Crollano gli elettori, disaffezione dalla politica o crisi della democrazia?

Si è chiuso il primo round delle elezioni amministrative ottobrine che per ora ha visto prevalere il centrosinistra in tre grandi città (Milano, Napoli e Bologna) ed il centrodestra nella Regione Calabria. Preoccupante il calo dei Cinquestelle, che riducono di molto il successo elettorale riscontrato cinque anni fa con la Appendino a Torino e con Virginia Raggi nella Capitale, e che non hanno risentito finora  favorevolmente dell’effetto dovuto all’investitura dell’ex premier Giuseppe Conte. Ma il dato più preoccupante è quello dell’astensionismo. Si è registrato un calo di presenze ai seggi del 7-8% rispetto alle ultime amministrative (47% contro 54%).

Dell’astensionismo ne ha risentito in termini di risultati soprattutto il centrodestra che ha registrato uno sfaldamento del blocco, apparso unito invece in precedenti occasioni. Salvini ha parzialmente ammesso la sconfitta riconoscendo di essersi mossi in ritardo  e coinvolgendo personaggi non di punta, mentre la Meloni, sempre abile a dribblare argomenti a lei sfavorevoli ha evidenziato il raggiunto primato del suo partito in alcuni collegi. Dai risultati emersi si scorge un calo di interesse per populismo e sovranismo ed un ritorno alle forze progressiste ed inclusive (vedi i successi di Lepore a Bologna e Manfredi a Napoli) mentre le diatribe interne dei Cinquestelle (il “chiarimento” di giugno con Grillo all’investitura di Conte) sono state pagate a duro prezzo (vedi il crollo di Roma e Torino ove appena cinque anni fa c’era stato un exploit).

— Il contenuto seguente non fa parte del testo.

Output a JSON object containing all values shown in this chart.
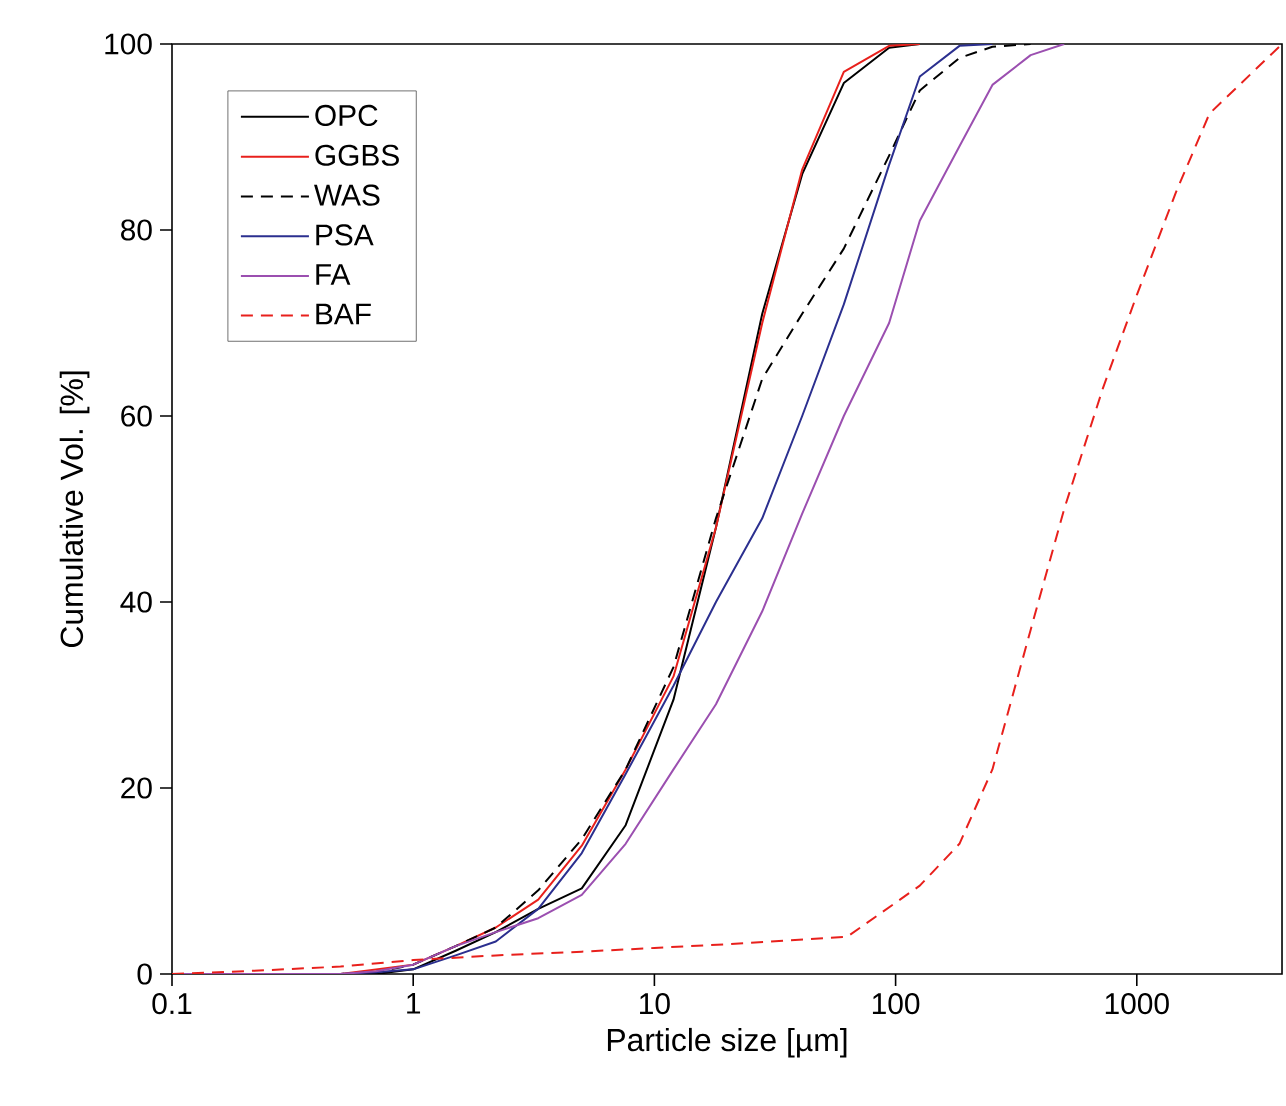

Il decisionismo del premier Draghi ha fatto si che in sette mesi di governo si registrasse un aumento del 6% di Pil, che la campagna di vaccinazione procedesse a ritmo spedito, che si incassassero 25 miliardi di anticipo del recovery Fund e si avviasse il PNRR. Spesso Draghi è ricorso, anche per fronteggiare la pandemia, che ancora non ci ha ancora lasciati, a decreti legge, quasi tutti (il 95%) convertiti in legge nei termini. Ebbene lo si accusa di avervi fatto troppe volte ricorso: una ventina nei primi cinque mesi di governo; per fare un pò di statistica la media dei d.l. adottati da Draghi è di 4,20 decreti al mese, mentre il Conte II ne aveva emanati 3,25 e precedentemente Letta 2,75e conte I e Renzi 1,75; ma non si era in era Covid.

Già Conte trovatosi all’inizio dell’ondata pandemica aveva fatto più volte ricorso ai DPCM, cioè decreti emanati dal Presidente del Consiglio aventi carattere d’urgenza ed anch’egli era stato aspramente criticato, nonostante il nostro Paese, pur travolto per primo dalla pandemia e in modo massiccio, fosse stato un esempio seguito da altri Stati Europei. Ora il premier Draghi ha preferito i decreti legge ai DPCM in quanto i primi pur entrando in vigore subito vanno discussi dal Parlamento e convertiti in legge nei successivi sessanta giorni. Anche se spesso questo lasso di tempo non risulta sufficiente ad un esame approfondito le Camere hanno la possibilità di convertirle in legge o meno. Ma anche in questo caso si elevano critiche non solo dall’opposizione, ma spesso anche dai cosidetti alleati di governo che, assieme a giornalisti ed opinionisti creano un fuoco incrociato sull’esecutivo. Così si arriva a parlare di “crisi della democrazia”, delegittimazione del Parlamento e accentramento dei poteri.

A ciò si aggiunge il maggior ricorso ai referendum, dal momento che è stato ammessa la raccolta firme mediante lo Spid. La più facile adozione dell’istituto referendario, pur favorendo la partecipazione diretta del popolo denota anch’essa una sminuimento dell’organo legislativo per eccellenza, costituito dal Parlamento. Ma siamo sicuri che i politici siano immuni da colpe in tutto questo? Se certi rappresentanti dei partiti non trovano di meglio che far caciara nei talk show televisivi ed opporsi anche ai provvedimenti più scontati e di buon senso, questo atteggiamento porta l’elettorato a cambiare canale, cioè a nausearsi di assistere al litigio pretestuoso ed infruttuoso e quindi alla disaffezione dalla politica. Quindi prima di pronunciare sentenze del tenore da “crisi della democrazia”, io parlerei piuttosto di rifiuto di certa politica.